Studies of hydride ion conductors using combined spectroscopy techniques

Abstract

This thesis presents research into two superionic conductors: BaH₂ and β-Ca₂NH. The research presented herein explores the diffusion pathway of hydride ions (H⁻) in the solid-state of these materials.

Using novel combined spectroscopic techniques, we show that BaH₂ has a diffusion pathway that involves the partial melting of its crystal lattice. This "liquid-like" sublattice is analysed in detail in order to elucidate the origins of such behaviour as well as provide a physical description of a sublattice manifesting as "liquid-like."

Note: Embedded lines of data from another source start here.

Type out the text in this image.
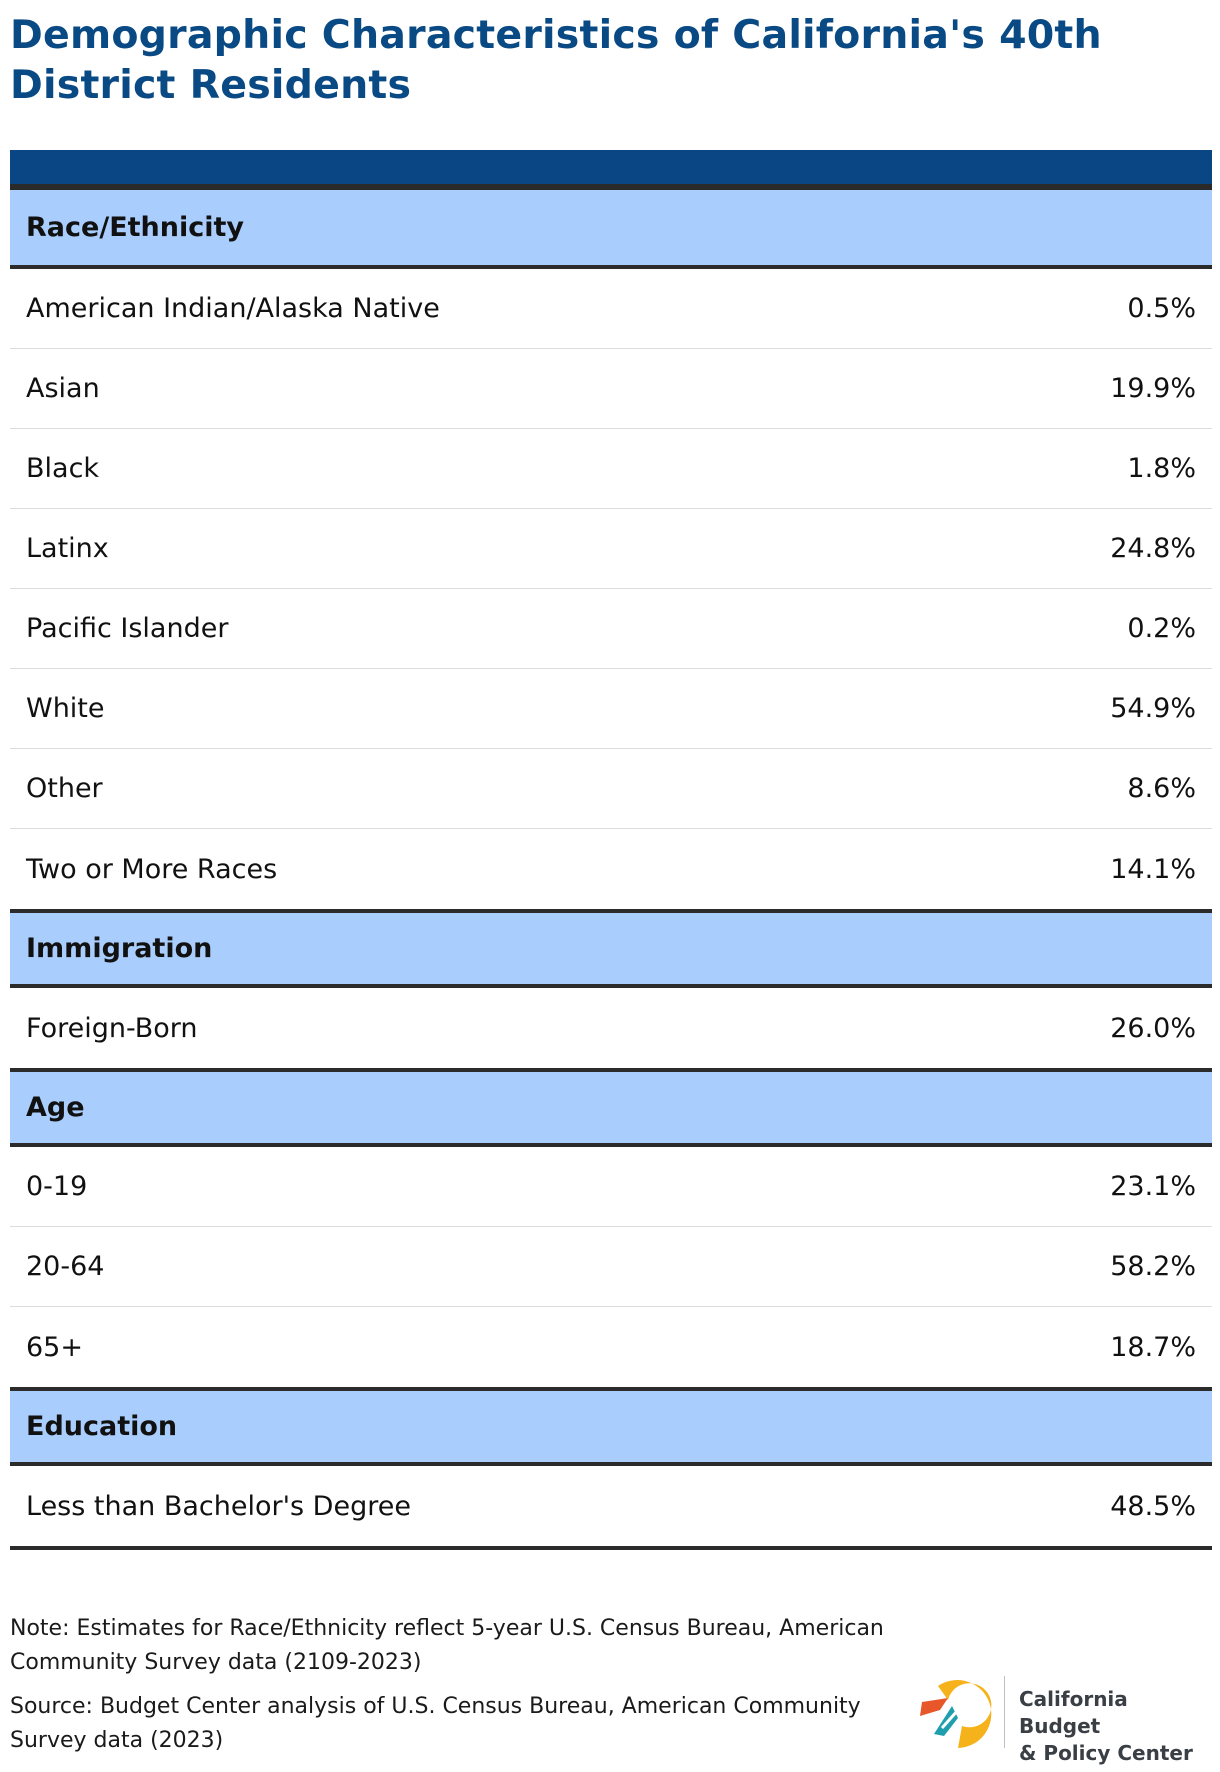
Demographic Characteristics of California's 40th District Residents
Race/Ethnicity
American Indian/Alaska Native	0.5%
Asian	19.9%
Black	1.8%
Latinx	24.8%
Pacific Islander	0.2%
White	54.9%
Other	8.6%
Two or More Races	14.1%
Immigration
Foreign-Born	26.0%
Age
0-19	23.1%
20-64	58.2%
65+	18.7%
Education
Less than Bachelor's Degree	48.5%

Note: Estimates for Race/Ethnicity reflect 5-year U.S. Census Bureau, American Community Survey data (2109-2023)

Source: Budget Center analysis of U.S. Census Bureau, American Community Survey data (2023)

California Budget
& Policy Center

The second material explored in this thesis is a novel superionic conductor not previously published, β-Ca2NH. The analysis shows that Ca₂NH (nitride- hydride) materials come in at least two distinct polymorphs, with dramatically different ionic conductivities. Using in situ neutron powder diffraction along with several other techniques, we explore the unique configurations of the different Ca₂NH polymorphs and identify what gives rise to ionic conductivity in one form and not the other. Furthermore, Ca₂NH is contrasted to the closely related imide (NH₂⁻) and amide (NH₂⁻).

Barium hydride is shown to have an ionic conductivity of 0.32 S/cm at 600 ◦C and its conduction due to the presence of a liquid-like sublattice. Calcium nitride-hydride, on the other hand, is shown to have an ionic conductivity of 0.08 S/cm at 600 ◦C and its conduction defined by an intrinsic vacancy concentration created by anti-Frenkel defects. Thus, the thesis explores two excellent solid-state ionic conductors with dramatically different ionic conduction mechanisms.

The synthesis route for the following compounds are detailed in this thesis: BaH₂, BaD₂, Ca₂NH - both polymorphs, CaNH, and Ca(NH₂)₂.